WWII Navy Sailor From Auburn Positively Identified; Being Brought Home

By Benjamin Cox on October 6, 2022 at 2:47pm

A Navy sailor who was killed during the Japanese attack on Pearl Harbor during World War II

has finally been accounted for. The Defense POW/MIA Accounting Agency announced today that 29 year old Navy Electrician’s Mate 1st Class Edward L. Conway was accounted for on October 1st, 2021.

Conway was assigned to the USS Oklahoma moored at Ford Island in Pearl Harbor when the ship was attacked by Japanese aircraft with torpedoes. The vessel quickly capsized killing 429 of the crew onboard including Conway.

From December 1941 to June 1944, Navy personnel recovered the remains of the crew, which were interred in the Halawa and Nu’uanu Cemeteries in Hawaii.

In September 1947, members of the American Graves Registration Service disinterred the remains of U.S. casualties from the two cemeteries and transferred them to the Central Identification Laboratory at Schofield Barracks. The laboratory staff was only able to confirm the identifications of 35 men from the USS Oklahoma at that time. The AGRS later buried the unidentified remains in 46 plots at the National Memorial Cemetery of the Pacific, known as the Punchbowl, in Honolulu.

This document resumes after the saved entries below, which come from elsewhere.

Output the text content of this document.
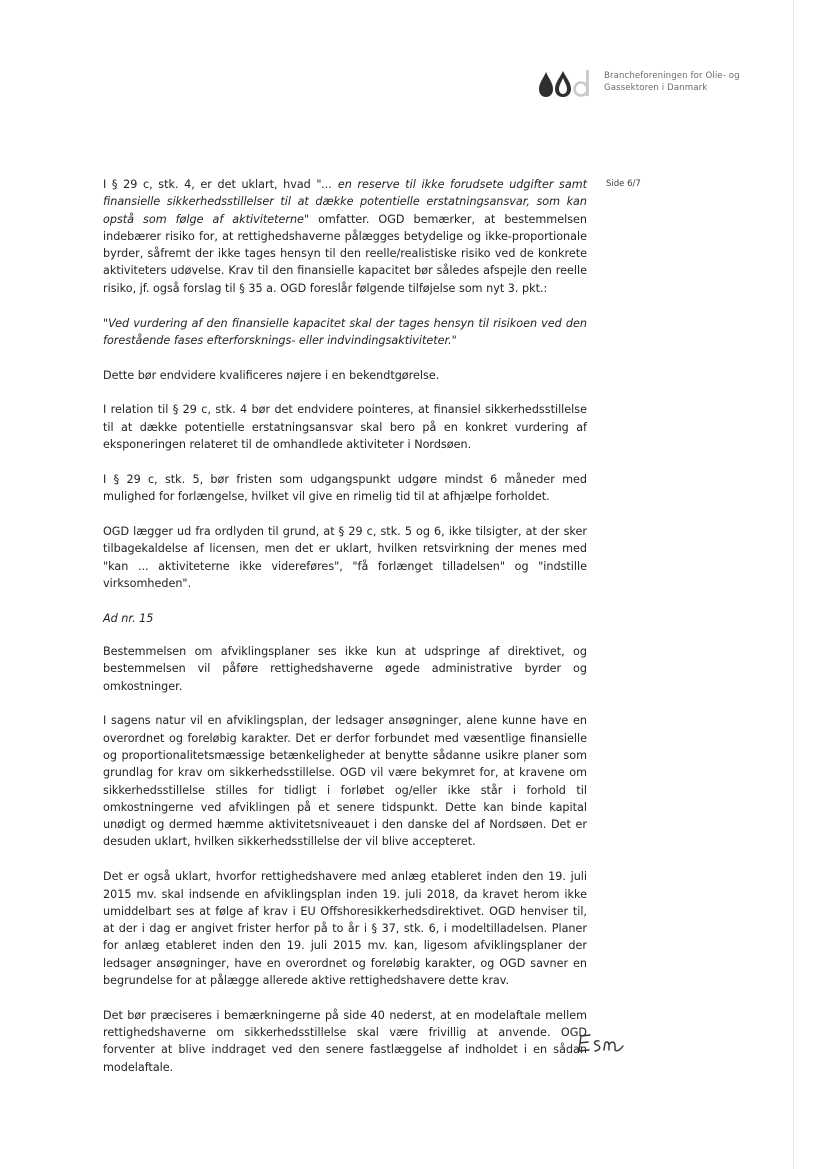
Brancheforeningen for Olie- og
Gassektoren i Danmark
Side 6/7

I § 29 c, stk. 4, er det uklart, hvad "... en reserve til ikke forudsete udgifter samt finansielle sikkerhedsstillelser til at dække potentielle erstatningsansvar, som kan opstå som følge af aktiviteterne" omfatter. OGD bemærker, at bestemmelsen indebærer risiko for, at rettighedshaverne pålægges betydelige og ikke-proportionale byrder, såfremt der ikke tages hensyn til den reelle/realistiske risiko ved de konkrete aktiviteters udøvelse. Krav til den finansielle kapacitet bør således afspejle den reelle risiko, jf. også forslag til § 35 a. OGD foreslår følgende tilføjelse som nyt 3. pkt.:

"Ved vurdering af den finansielle kapacitet skal der tages hensyn til risikoen ved den forestående fases efterforsknings- eller indvindingsaktiviteter."

Dette bør endvidere kvalificeres nøjere i en bekendtgørelse.

I relation til § 29 c, stk. 4 bør det endvidere pointeres, at finansiel sikkerhedsstillelse til at dække potentielle erstatningsansvar skal bero på en konkret vurdering af eksponeringen relateret til de omhandlede aktiviteter i Nordsøen.

I § 29 c, stk. 5, bør fristen som udgangspunkt udgøre mindst 6 måneder med mulighed for forlængelse, hvilket vil give en rimelig tid til at afhjælpe forholdet.

OGD lægger ud fra ordlyden til grund, at § 29 c, stk. 5 og 6, ikke tilsigter, at der sker tilbagekaldelse af licensen, men det er uklart, hvilken retsvirkning der menes med "kan ... aktiviteterne ikke videreføres", "få forlænget tilladelsen" og "indstille virksomheden".

Ad nr. 15

Bestemmelsen om afviklingsplaner ses ikke kun at udspringe af direktivet, og bestemmelsen vil påføre rettighedshaverne øgede administrative byrder og omkostninger.

I sagens natur vil en afviklingsplan, der ledsager ansøgninger, alene kunne have en overordnet og foreløbig karakter. Det er derfor forbundet med væsentlige finansielle og proportionalitetsmæssige betænkeligheder at benytte sådanne usikre planer som grundlag for krav om sikkerhedsstillelse. OGD vil være bekymret for, at kravene om sikkerhedsstillelse stilles for tidligt i forløbet og/eller ikke står i forhold til omkostningerne ved afviklingen på et senere tidspunkt. Dette kan binde kapital unødigt og dermed hæmme aktivitetsniveauet i den danske del af Nordsøen. Det er desuden uklart, hvilken sikkerhedsstillelse der vil blive accepteret.

Det er også uklart, hvorfor rettighedshavere med anlæg etableret inden den 19. juli 2015 mv. skal indsende en afviklingsplan inden 19. juli 2018, da kravet herom ikke umiddelbart ses at følge af krav i EU Offshoresikkerhedsdirektivet. OGD henviser til, at der i dag er angivet frister herfor på to år i § 37, stk. 6, i modeltilladelsen. Planer for anlæg etableret inden den 19. juli 2015 mv. kan, ligesom afviklingsplaner der ledsager ansøgninger, have en overordnet og foreløbig karakter, og OGD savner en begrundelse for at pålægge allerede aktive rettighedshavere dette krav.

Det bør præciseres i bemærkningerne på side 40 nederst, at en modelaftale mellem rettighedshaverne om sikkerhedsstillelse skal være frivillig at anvende. OGD forventer at blive inddraget ved den senere fastlæggelse af indholdet i en sådan modelaftale.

In October 1949, a military board classified those who could not be identified as non-recoverable, including Conway.

Between June and November 2015, DPAA personnel exhumed the USS Oklahoma Unknowns from the Punchbowl for analysis.

Using dental and antrhopological analysis along with mitochondrial DNA, Conway was able to be identified.

Conway’s name is recorded on the American Battle Monuments Commission’s Courts of the Missing at the Punchbowl, along with the others who are missing from WWII. A rosette will be placed next to his name to indicate he has been accounted for.

According to WAND-TV in Decatur, Conway will be brought home and buried on November 12th in Decatur.